Tecophilaea Cyanocrocus

Jane McGary janemcgary@earthlink.net
Sun, 04 Sep 2011 11:12:41 PDT
At 03:46 AM 9/4/2011, you wrote:
>Hi Alberto,   I cant imagine how anyone could justify taking something so
>beautiful from its native environment, unless it was its last chance of
>survival. What an earth were those Netherlanders thinking..... I have never
>seen these little sapphires before & i was wondering if any sustainable
>population survived in the wild, once the original population was removed ?

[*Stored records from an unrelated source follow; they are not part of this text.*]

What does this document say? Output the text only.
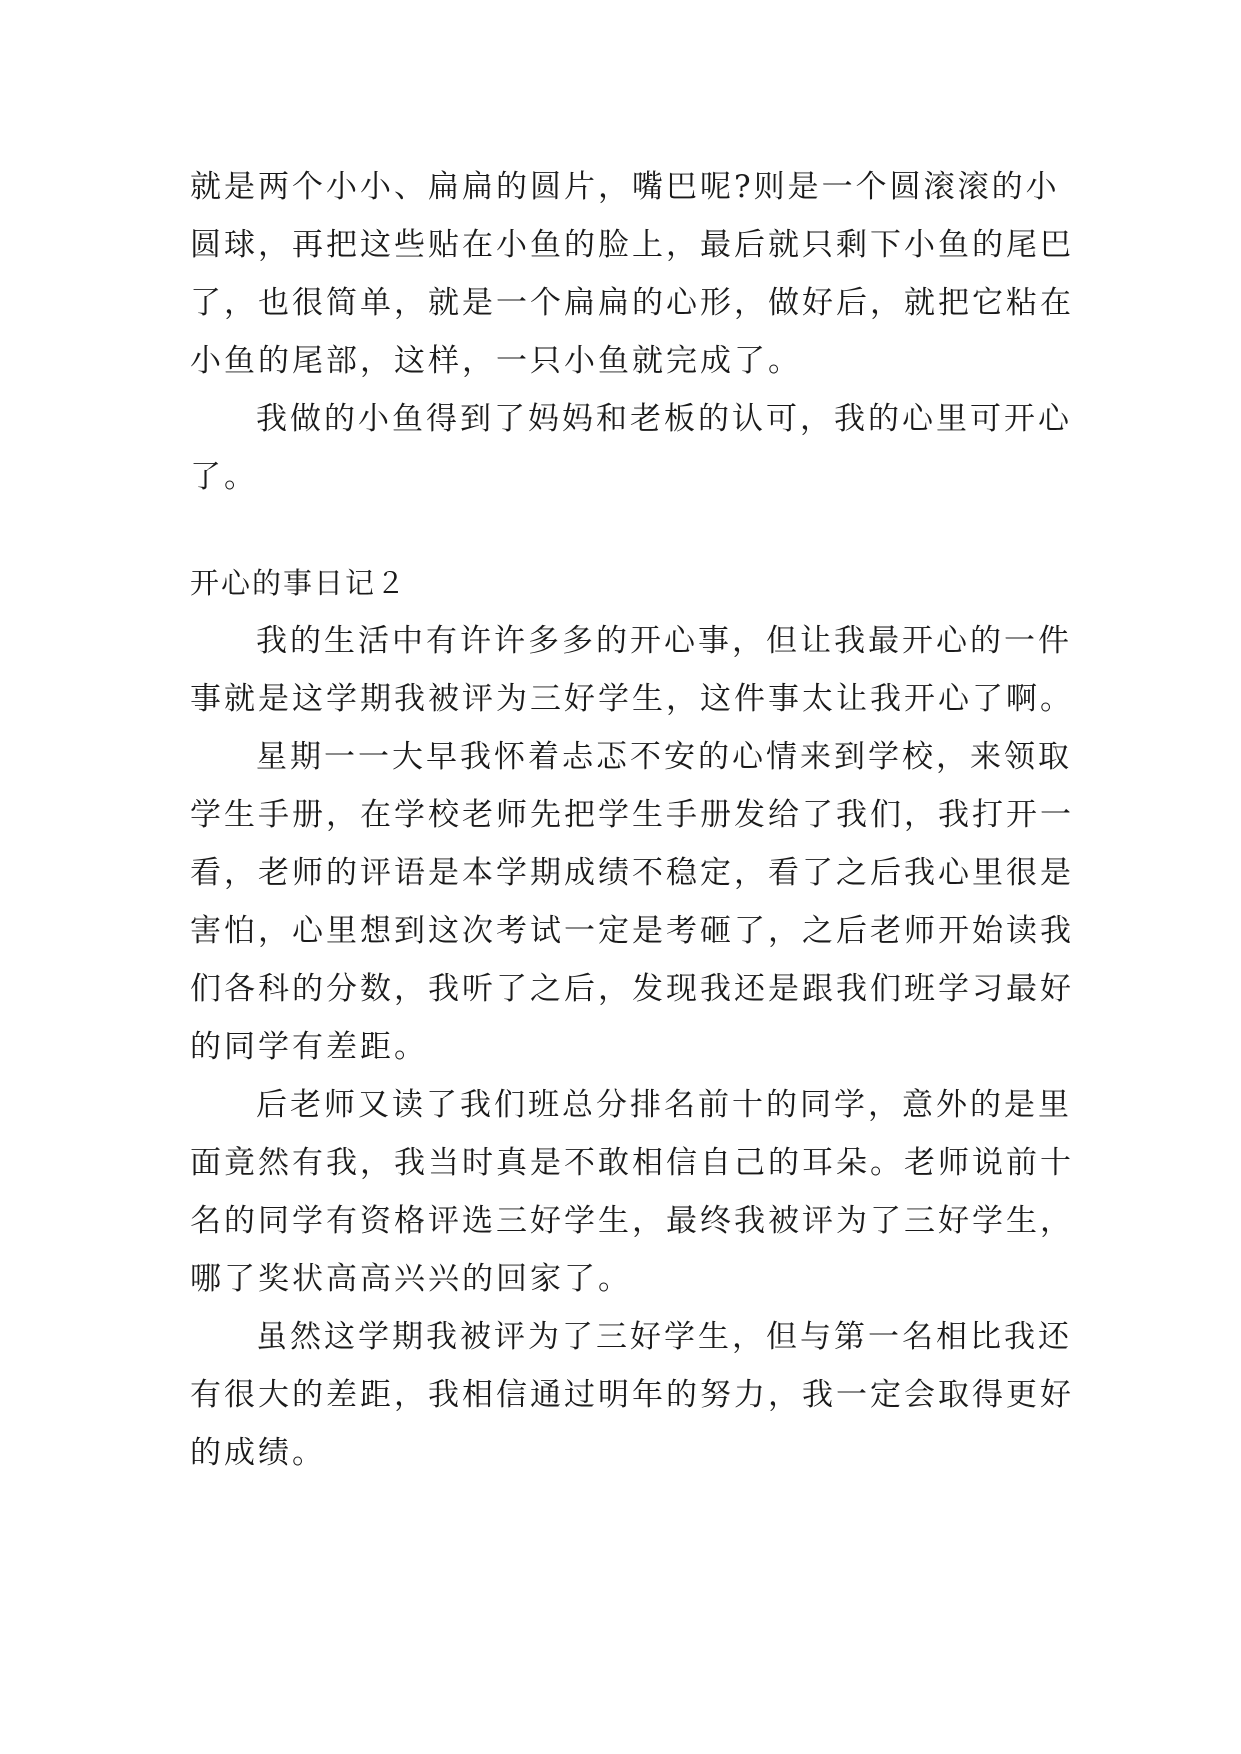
就是两个小小、扁扁的圆片，嘴巴呢?则是一个圆滚滚的小
圆球，再把这些贴在小鱼的脸上，最后就只剩下小鱼的尾巴
了，也很简单，就是一个扁扁的心形，做好后，就把它粘在
小鱼的尾部，这样，一只小鱼就完成了。
我做的小鱼得到了妈妈和老板的认可，我的心里可开心
了。
开心的事日记２
我的生活中有许许多多的开心事，但让我最开心的一件
事就是这学期我被评为三好学生，这件事太让我开心了啊。
星期一一大早我怀着忐忑不安的心情来到学校，来领取
学生手册，在学校老师先把学生手册发给了我们，我打开一
看，老师的评语是本学期成绩不稳定，看了之后我心里很是
害怕，心里想到这次考试一定是考砸了，之后老师开始读我
们各科的分数，我听了之后，发现我还是跟我们班学习最好
的同学有差距。
后老师又读了我们班总分排名前十的同学，意外的是里
面竟然有我，我当时真是不敢相信自己的耳朵。老师说前十
名的同学有资格评选三好学生，最终我被评为了三好学生，
哪了奖状高高兴兴的回家了。
虽然这学期我被评为了三好学生，但与第一名相比我还
有很大的差距，我相信通过明年的努力，我一定会取得更好
的成绩。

First, as I mentioned in an earlier post, at least two native 
populations have been discovered recently in the wild. The exact 
locations are not being disclosed by the botanists who found them, 
for obvious reasons..

Second, although it is true that some Tecophilaea cyanocrocus were 
taken to Europe, John Watson (as always) had something memorable to 
say about that, to the effect that the apparent extinction of the 
species was more likely caused by overgrazing than by "spade-wielding 
peasants in the pay of villainous Dutchmen." If you have been to the 
former habitat of this species, you will know that much of the land 
is now covered mostly by vegetation that is either thorny or 
poisonous or both, almost everything else having been devoured by the 
thousands of goats kept there by rural people who maintain them 
largely for cheese production. (Fortunately for our interests, the 
showy amaryllids of the area are poisonous.)

The introduction of Old World livestock into the Americas is surely 
the cause of a large proportion of the plant extinctions that have 
occurred there, not to mention violent and rapid changes in plant 
communities and subsequent effects on the fauna. Something similar 
happened in the Old World millennia ago when pastoralism took hold.